Why does it happen?
If you look at the full output of cabal install darcsden
, you will find several lines that look like this:
binary-0.5.1.0 -bytestring-in-base (reinstall) changes: array-0.4.0.0 ->
0.3.0.3, containers-0.4.2.1 -> 0.4.1.0
This means that cabal
has found an install plan that involves (destructively) reinstalling packages that you already have on your system.
Now, GHC packages are rather sensitive when it comes to their (reflexive) dependencies, and generally only work if exactly the right version of all dependencies is available, compiled against the right versions of their dependencies and so on. Therefore, replacing an already installed package with a new version of changed dependencies can cause some packages on your system to become unusable. Since version 0.14.0, cabal
warns you about such a situation in advance to prevent you from accidentally breaking your system.
In your case, ghc
and bin-package-db
are among the potentially broken packages, because they depend on binary
which gets reinstalled. So you should not try to use the --force-reinstalls
flag, because it might really break your GHC.
What can you do?
If you scan what is going to be reinstalled, you see that quite a few dependencies are downgraded. This hints at the fact that the package you are trying to install might not be properly updated to GHC 7.4.1 yet.

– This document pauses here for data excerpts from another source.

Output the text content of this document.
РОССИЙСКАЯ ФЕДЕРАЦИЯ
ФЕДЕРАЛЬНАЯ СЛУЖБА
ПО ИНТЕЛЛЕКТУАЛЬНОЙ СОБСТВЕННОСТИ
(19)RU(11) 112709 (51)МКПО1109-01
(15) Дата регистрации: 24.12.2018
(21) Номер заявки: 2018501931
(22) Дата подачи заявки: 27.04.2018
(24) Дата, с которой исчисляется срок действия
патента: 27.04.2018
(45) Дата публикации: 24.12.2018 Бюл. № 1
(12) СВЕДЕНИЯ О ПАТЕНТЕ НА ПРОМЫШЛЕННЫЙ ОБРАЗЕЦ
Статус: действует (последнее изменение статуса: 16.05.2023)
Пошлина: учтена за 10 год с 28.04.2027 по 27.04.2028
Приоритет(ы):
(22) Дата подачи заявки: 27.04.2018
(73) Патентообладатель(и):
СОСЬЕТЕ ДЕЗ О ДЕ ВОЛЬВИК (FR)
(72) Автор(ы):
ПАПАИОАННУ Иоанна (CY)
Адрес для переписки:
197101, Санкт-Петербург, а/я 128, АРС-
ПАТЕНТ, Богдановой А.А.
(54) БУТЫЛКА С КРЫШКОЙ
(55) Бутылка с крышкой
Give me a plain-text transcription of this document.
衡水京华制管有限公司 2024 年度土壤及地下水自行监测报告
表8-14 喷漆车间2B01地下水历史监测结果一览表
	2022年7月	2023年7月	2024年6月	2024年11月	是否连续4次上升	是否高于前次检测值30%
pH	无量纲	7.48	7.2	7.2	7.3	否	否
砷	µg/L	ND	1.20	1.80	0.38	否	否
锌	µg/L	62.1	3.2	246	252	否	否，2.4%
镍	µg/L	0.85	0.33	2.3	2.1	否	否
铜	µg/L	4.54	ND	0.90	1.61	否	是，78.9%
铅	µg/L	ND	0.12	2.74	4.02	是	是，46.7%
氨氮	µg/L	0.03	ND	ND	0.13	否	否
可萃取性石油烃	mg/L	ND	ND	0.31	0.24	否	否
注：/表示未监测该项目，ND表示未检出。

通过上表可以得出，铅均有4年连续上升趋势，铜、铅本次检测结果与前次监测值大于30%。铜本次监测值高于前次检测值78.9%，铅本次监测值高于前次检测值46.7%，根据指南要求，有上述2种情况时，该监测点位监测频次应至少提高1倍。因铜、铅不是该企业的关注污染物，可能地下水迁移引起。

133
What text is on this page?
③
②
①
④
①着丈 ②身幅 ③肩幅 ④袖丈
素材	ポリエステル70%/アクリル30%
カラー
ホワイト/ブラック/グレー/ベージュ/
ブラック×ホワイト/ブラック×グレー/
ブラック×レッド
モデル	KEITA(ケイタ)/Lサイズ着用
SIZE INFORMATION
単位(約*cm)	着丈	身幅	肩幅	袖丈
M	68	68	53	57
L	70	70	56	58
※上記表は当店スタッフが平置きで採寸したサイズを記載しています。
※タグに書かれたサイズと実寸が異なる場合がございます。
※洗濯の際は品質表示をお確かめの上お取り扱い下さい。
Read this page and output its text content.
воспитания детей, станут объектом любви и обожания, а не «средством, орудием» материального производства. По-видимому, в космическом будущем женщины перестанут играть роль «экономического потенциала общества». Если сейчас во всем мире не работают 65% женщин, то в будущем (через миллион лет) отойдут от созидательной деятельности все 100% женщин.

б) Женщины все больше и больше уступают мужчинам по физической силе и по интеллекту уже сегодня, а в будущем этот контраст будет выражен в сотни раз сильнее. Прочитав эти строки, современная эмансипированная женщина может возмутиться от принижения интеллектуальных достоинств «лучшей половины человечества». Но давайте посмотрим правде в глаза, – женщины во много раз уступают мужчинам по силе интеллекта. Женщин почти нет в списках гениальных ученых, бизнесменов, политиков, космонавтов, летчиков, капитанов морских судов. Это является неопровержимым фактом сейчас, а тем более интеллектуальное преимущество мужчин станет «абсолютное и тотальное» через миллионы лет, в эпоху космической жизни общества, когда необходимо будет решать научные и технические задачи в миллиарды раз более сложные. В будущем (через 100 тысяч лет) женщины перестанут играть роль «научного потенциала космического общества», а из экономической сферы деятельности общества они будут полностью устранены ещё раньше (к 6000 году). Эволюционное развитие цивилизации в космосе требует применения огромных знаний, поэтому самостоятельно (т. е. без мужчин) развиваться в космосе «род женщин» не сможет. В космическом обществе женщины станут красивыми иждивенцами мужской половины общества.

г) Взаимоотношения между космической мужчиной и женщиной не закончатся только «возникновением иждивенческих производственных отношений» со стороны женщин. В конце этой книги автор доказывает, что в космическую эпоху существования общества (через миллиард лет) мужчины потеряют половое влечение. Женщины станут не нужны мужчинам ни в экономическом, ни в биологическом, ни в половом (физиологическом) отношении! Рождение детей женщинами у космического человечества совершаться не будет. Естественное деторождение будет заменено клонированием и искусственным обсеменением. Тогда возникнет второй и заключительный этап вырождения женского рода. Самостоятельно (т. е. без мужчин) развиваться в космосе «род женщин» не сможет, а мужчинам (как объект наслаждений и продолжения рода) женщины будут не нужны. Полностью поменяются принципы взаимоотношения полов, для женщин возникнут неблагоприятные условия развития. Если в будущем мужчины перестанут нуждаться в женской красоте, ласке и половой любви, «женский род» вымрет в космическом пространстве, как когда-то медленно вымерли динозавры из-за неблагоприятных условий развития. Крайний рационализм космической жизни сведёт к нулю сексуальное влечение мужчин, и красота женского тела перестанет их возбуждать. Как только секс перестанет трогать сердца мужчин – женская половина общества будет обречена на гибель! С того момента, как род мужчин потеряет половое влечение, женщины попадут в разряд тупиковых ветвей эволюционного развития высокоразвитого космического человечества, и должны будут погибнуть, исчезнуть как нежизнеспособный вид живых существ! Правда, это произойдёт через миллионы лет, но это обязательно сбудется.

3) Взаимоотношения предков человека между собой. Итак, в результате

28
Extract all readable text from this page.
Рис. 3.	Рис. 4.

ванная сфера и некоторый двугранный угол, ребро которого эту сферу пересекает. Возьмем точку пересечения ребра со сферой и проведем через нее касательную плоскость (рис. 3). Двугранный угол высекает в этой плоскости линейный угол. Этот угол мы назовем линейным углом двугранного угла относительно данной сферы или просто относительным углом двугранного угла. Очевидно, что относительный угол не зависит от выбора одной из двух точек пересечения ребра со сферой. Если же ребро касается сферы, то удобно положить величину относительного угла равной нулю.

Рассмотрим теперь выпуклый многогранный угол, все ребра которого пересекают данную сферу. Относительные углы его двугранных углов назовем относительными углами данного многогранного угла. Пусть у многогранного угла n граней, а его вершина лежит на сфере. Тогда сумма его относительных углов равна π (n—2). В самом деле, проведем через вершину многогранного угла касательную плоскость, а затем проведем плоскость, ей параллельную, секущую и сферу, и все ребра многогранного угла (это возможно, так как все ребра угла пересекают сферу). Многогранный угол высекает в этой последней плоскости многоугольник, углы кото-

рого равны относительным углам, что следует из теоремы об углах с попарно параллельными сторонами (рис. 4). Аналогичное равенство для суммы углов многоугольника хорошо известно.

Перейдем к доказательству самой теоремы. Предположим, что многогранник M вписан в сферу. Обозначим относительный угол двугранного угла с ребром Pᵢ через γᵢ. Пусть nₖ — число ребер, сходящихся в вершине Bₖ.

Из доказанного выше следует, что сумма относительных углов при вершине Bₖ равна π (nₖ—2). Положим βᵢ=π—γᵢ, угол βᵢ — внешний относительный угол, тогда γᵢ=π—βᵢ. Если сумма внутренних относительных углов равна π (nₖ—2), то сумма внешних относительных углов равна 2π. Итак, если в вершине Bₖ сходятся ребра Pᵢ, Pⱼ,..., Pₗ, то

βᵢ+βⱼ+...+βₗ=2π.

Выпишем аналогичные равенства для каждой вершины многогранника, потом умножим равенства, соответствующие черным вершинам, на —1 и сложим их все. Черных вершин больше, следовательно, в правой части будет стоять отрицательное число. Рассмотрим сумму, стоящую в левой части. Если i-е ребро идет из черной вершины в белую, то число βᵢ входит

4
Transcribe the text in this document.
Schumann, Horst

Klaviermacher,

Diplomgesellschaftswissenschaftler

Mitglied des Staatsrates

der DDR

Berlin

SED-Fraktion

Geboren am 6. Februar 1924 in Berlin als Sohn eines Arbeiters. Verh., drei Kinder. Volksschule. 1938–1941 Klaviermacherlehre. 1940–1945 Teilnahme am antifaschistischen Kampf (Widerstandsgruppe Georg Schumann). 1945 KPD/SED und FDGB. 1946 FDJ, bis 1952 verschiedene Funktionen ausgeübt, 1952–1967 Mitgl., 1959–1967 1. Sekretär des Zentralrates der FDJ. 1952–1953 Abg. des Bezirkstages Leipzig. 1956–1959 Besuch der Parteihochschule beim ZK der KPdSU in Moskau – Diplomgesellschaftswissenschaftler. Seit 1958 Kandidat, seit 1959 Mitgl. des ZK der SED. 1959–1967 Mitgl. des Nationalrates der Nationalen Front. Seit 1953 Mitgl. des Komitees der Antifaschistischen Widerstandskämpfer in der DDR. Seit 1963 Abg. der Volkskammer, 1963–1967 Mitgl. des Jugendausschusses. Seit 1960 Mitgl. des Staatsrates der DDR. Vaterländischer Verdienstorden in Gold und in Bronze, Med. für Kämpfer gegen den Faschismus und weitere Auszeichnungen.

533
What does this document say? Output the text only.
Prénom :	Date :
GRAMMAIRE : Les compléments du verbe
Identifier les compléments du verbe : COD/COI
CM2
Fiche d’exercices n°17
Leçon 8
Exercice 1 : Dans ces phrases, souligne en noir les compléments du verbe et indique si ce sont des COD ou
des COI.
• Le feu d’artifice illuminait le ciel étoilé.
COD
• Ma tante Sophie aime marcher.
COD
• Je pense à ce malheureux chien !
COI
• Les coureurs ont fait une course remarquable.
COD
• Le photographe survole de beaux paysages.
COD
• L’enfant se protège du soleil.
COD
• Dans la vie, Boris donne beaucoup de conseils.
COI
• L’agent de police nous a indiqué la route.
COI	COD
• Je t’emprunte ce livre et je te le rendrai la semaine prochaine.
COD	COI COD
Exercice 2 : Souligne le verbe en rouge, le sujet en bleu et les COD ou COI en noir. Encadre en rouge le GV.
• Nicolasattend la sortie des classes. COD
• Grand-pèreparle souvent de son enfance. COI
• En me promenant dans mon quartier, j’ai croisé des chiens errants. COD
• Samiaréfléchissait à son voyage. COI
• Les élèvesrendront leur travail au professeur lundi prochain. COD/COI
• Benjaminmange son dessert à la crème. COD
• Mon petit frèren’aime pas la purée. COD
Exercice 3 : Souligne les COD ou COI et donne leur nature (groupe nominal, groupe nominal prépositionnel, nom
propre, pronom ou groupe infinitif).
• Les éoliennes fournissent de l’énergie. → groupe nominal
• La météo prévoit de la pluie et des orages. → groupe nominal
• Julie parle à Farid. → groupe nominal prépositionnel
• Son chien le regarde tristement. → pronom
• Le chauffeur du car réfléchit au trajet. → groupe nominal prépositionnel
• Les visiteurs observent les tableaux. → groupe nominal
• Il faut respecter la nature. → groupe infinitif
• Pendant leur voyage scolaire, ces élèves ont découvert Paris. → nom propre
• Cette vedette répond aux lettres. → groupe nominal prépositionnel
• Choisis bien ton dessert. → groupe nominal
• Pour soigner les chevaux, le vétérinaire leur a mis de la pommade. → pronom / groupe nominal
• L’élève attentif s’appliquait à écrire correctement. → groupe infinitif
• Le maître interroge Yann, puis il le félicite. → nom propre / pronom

You can in general try to call cabal install darcsden --avoid-reinstalls
to explicitly try to find an install plan that has no reinstalls. Unfortunately, in this case, it fails (for me).
I've briefly looked at the darcsden
package description, but it looks like quite a few dependencies of darcsden
need to be updated. So the remaining options are: Convince the author(s) of darcsden
to release an updated version, or install darcsden
using an older version of GHC (such as 7.0.4), which should just work.